The cords themselves are not a problem, but how we relate to them sure can be. They can trip us, entangle us, choke us. In so doing, they keep us from realizing an internal spaciousness that allows for greater peace, joy, and freedom. If we let them. And there is the rub. I like to ask others and myself, "Is it possible to turn this 'I should' into 'I want to...' or 'I choose to...'?" That inquiry oftentimes helps to clarify what expectations are at play so that I can more freely decide how to live the daily moments of my life and wake up from the limited and limiting belief that a "right" and "wrong" pathway exists.

Importantly, I do not wheel and deal in a lot of the "choice" talk dominating the scene these days. When choice is attached to the idea of "free markets" and based on a model of scarcity--in which there are clear winners and losers--fear and shame often result, as do greater inequities between the haves and have-nots. I like Lynne Twist's depiction of scarcity as "the great lie":

We spend most of the hours and days of our lives hearing, explaining, complaining, or worrying about what we don't have enough of...Before we even sit up in bed, before our feet touch the floor, we're already inadequate, already behind, already lacking something. And by the time we go to bed at night, our minds are racing with a litany of what we didn't get, or didn't get done, that day. We go to sleep burdened by those thoughts and wake up to that reverie of lack...This internal condition of scarcity, this mind-set of scarcity, lives at the very heart of our jealousies, our greed, our prejudice, and our arguments with life.*

How many of us spend our days living inside the story, "This ______ is supposed to be better than it is!?" Major inequities exist and warrant our close attention and action, yes. What I am suggesting is that bringing a sense of curiosity and wonder to our thoughts about what is supposed to be different allows us to perceive the nuances of situations--how many factors are at play and how many of those factors are impermanent and beyond our control. When we can distinguish what is real (our beliefs and feelings about a situation) from what is true (the situation's many moving parts), we can start to let go of the "shoulds" that are dragging us around and jump more fully into this moment and the next one, even when those moments are messy, hard, and without easy remedies. This life, after all, is made up of 10,000 joys and 10,000 sorrows. We cannot get rid of the inevitable pain of life, but we can choose to more fully experience the present moment. Whereas those pesky shoulds reinforce a sense of separation, leaping into now helps to maintain our sense of connection with others, the world around us, and ourselves.

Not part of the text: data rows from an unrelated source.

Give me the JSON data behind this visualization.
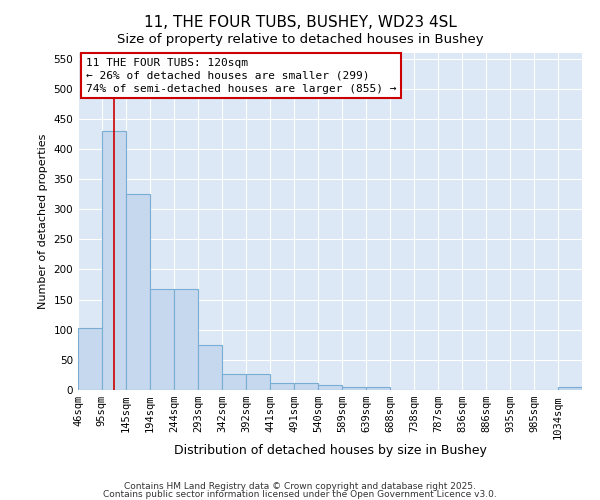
{
  "title": "11, THE FOUR TUBS, BUSHEY, WD23 4SL",
  "subtitle": "Size of property relative to detached houses in Bushey",
  "xlabel": "Distribution of detached houses by size in Bushey",
  "ylabel": "Number of detached properties",
  "bin_labels": [
    "46sqm",
    "95sqm",
    "145sqm",
    "194sqm",
    "244sqm",
    "293sqm",
    "342sqm",
    "392sqm",
    "441sqm",
    "491sqm",
    "540sqm",
    "589sqm",
    "639sqm",
    "688sqm",
    "738sqm",
    "787sqm",
    "836sqm",
    "886sqm",
    "935sqm",
    "985sqm",
    "1034sqm"
  ],
  "bin_edges": [
    46,
    95,
    145,
    194,
    244,
    293,
    342,
    392,
    441,
    491,
    540,
    589,
    639,
    688,
    738,
    787,
    836,
    886,
    935,
    985,
    1034
  ],
  "bar_heights": [
    103,
    430,
    325,
    168,
    168,
    74,
    27,
    27,
    12,
    12,
    8,
    5,
    5,
    0,
    0,
    0,
    0,
    0,
    0,
    0,
    5
  ],
  "bar_color": "#c5d8ee",
  "bar_edgecolor": "#7aadd4",
  "bar_linewidth": 0.8,
  "ref_line_x": 120,
  "ref_line_color": "#cc0000",
  "annotation_line1": "11 THE FOUR TUBS: 120sqm",
  "annotation_line2": "← 26% of detached houses are smaller (299)",
  "annotation_line3": "74% of semi-detached houses are larger (855) →",
  "annotation_box_facecolor": "#ffffff",
  "annotation_box_edgecolor": "#cc0000",
  "ylim": [
    0,
    560
  ],
  "yticks": [
    0,
    50,
    100,
    150,
    200,
    250,
    300,
    350,
    400,
    450,
    500,
    550
  ],
  "background_color": "#dce8f5",
  "footer_line1": "Contains HM Land Registry data © Crown copyright and database right 2025.",
  "footer_line2": "Contains public sector information licensed under the Open Government Licence v3.0.",
  "title_fontsize": 11,
  "subtitle_fontsize": 9.5,
  "xlabel_fontsize": 9,
  "ylabel_fontsize": 8,
  "tick_fontsize": 7.5,
  "annotation_fontsize": 8,
  "footer_fontsize": 6.5
}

At the women's support group mentioned above, the facilitators shared Isabel Bauche's poem "I Choose" as an alternative to "I Should":

I Choose... to live by choice, not by chance; to make changes, not excuses; to be motivated, not manipulated; to be useful, not used; to excel, not compete. I choose self-esteem, not self-pity; I choose to listen to my inner voice, not the random opinions of others.

We also handed out Pamla Ashlay-McPherson's commentary on this poem. I particularly like her interpretation of "I choose to be motivated, not manipulated":

Yes, it is easier to allow someone to lead you around in life. To tell you what to do, to say and be. At times the path of least resistance is the one where someone else forges the way through and all you have to do is follow. How many people have followed their great leaders into death because they allowed themselves to be manipulated into believing the leader's truth. They never took the time, energy or even interest in learning their own truth. People who walk in their own truth are motivated by it. Those who do not are manipulated by the truth of others.

I wonder how much creative energy would be freed up if more of us stopped shoulding all over ourselves and comparing our situations to others'. What if, instead, we recognized, "Everyone is flawed and strange; most people [including ourselves!] are valiant, too"?**

* I borrowed this quote from pp. 25-26 of Brene Brown's Daring Greatly. ** This quote comes from p. 18 of Andrew Solomon's Far from the Tree.